The correct order of the atomic radii of C, Cs, Al, and S is:

We recall the two chief periodic trends that govern atomic radius.

First, down a group (i.e., as the principal quantum number $$n$$ increases), the number of shells increases, so the atomic radius increases.

Second, left to right across a period, the nuclear charge $$Z$$ increases while the principal quantum number remains the same, so the effective nuclear charge $$Z_{\text{eff}}$$ felt by the outer electrons rises. This greater pull contracts the electron cloud, hence the atomic radius decreases.

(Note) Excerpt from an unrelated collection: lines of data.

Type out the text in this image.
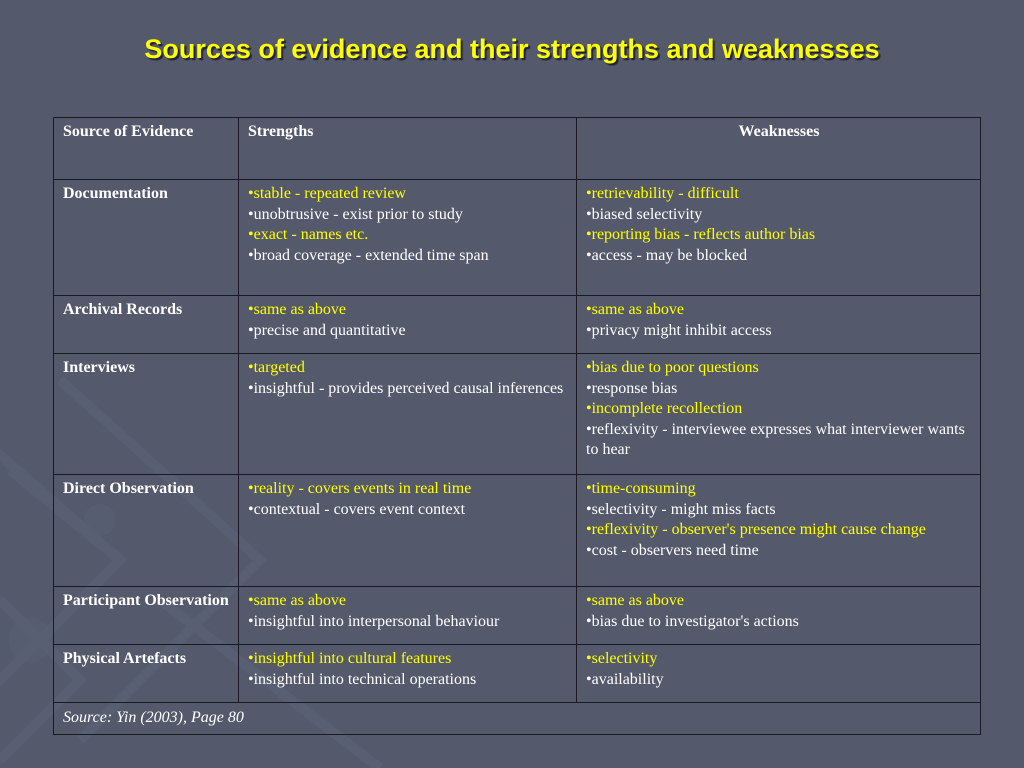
Sources of evidence and their strengths and weaknesses
Source of Evidence	Strengths	Weaknesses
Documentation	• stable - repeated review
• unobtrusive - exist prior to study
• exact - names etc.
• broad coverage - extended time span	• retrievability - difficult
• biased selectivity
• reporting bias - reflects author bias
• access - may be blocked

Archival Records	• same as above
• precise and quantitative	• same as above
• privacy might inhibit access

Interviews	• targeted
• insightful - provides perceived causal inferences	• bias due to poor questions
• response bias
• incomplete recollection
• reflexivity - interviewee expresses what interviewer wants to hear

Direct Observation	• reality - covers events in real time
• contextual - covers event context	• time-consuming
• selectivity - might miss facts
• reflexivity - observer's presence might cause change
• cost - observers need time

Participant Observation	• same as above
• insightful into interpersonal behaviour	• same as above
• bias due to investigator's actions

Physical Artefacts	• insightful into cultural features
• insightful into technical operations	• selectivity
• availability

Source: Yin (2003), Page 80		
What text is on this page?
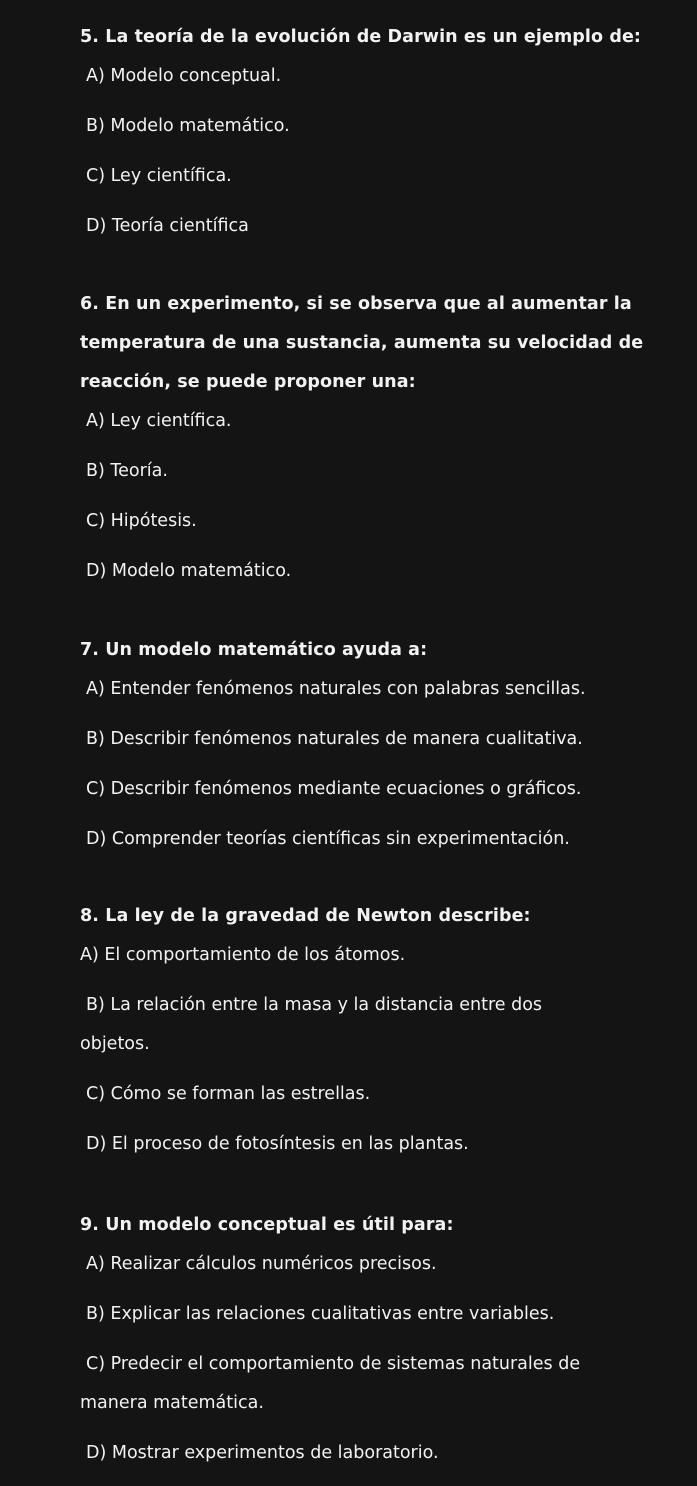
5. La teoría de la evolución de Darwin es un ejemplo de:

A) Modelo conceptual.

B) Modelo matemático.

C) Ley científica.

D) Teoría científica

6. En un experimento, si se observa que al aumentar la

temperatura de una sustancia, aumenta su velocidad de

reacción, se puede proponer una:

A) Ley científica.

B) Teoría.

C) Hipótesis.

D) Modelo matemático.

7. Un modelo matemático ayuda a:

A) Entender fenómenos naturales con palabras sencillas.

B) Describir fenómenos naturales de manera cualitativa.

C) Describir fenómenos mediante ecuaciones o gráficos.

D) Comprender teorías científicas sin experimentación.

8. La ley de la gravedad de Newton describe:

A) El comportamiento de los átomos.

B) La relación entre la masa y la distancia entre dos

objetos.

C) Cómo se forman las estrellas.

D) El proceso de fotosíntesis en las plantas.

9. Un modelo conceptual es útil para:

A) Realizar cálculos numéricos precisos.

B) Explicar las relaciones cualitativas entre variables.

C) Predecir el comportamiento de sistemas naturales de

manera matemática.

D) Mostrar experimentos de laboratorio.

Now we place each given element in the periodic table:

$$\begin{aligned} \text{C} &: \text{Group }14,\; \text{Period }2 \\ \text{S} &: \text{Group }16,\; \text{Period }3 \\ \text{Al} &: \text{Group }13,\; \text{Period }3 \\ \text{Cs} &: \text{Group }1,\; \text{Period }6 \end{aligned}$$

Because caesium (Cs) lies farthest down the table (Period 6), it possesses the most shells. By the “down-a-group” rule, it must have the largest radius of the four elements.

Next we compare the three elements that are much higher in the table: carbon (C) from Period 2 and aluminium (Al) and sulphur (S) from Period 3.

Since Period 3 elements have one more principal shell than Period 2 elements, both Al and S will naturally be larger than C. So at this stage we have

$$C < \bigl(\text{Al, S}\bigr) \; \text{and all } < Cs.$$

To decide between Al and S, we look within Period 3. Moving from left to right, atomic radius decreases. Aluminium sits in Group 13 while sulphur sits further right in Group 16. Therefore, within the same period,

$$\text{Al} \; (G13) > \text{S} \; (G16).$$

Putting every comparison together gives the ascending sequence

$$C \; < \; S \; < \; Al \; < \; Cs.$$

Thus, when written as required, the correct order of atomic radii is $$C < S < Al < Cs,$$ which exactly matches Option A.

Hence, the correct answer is Option A.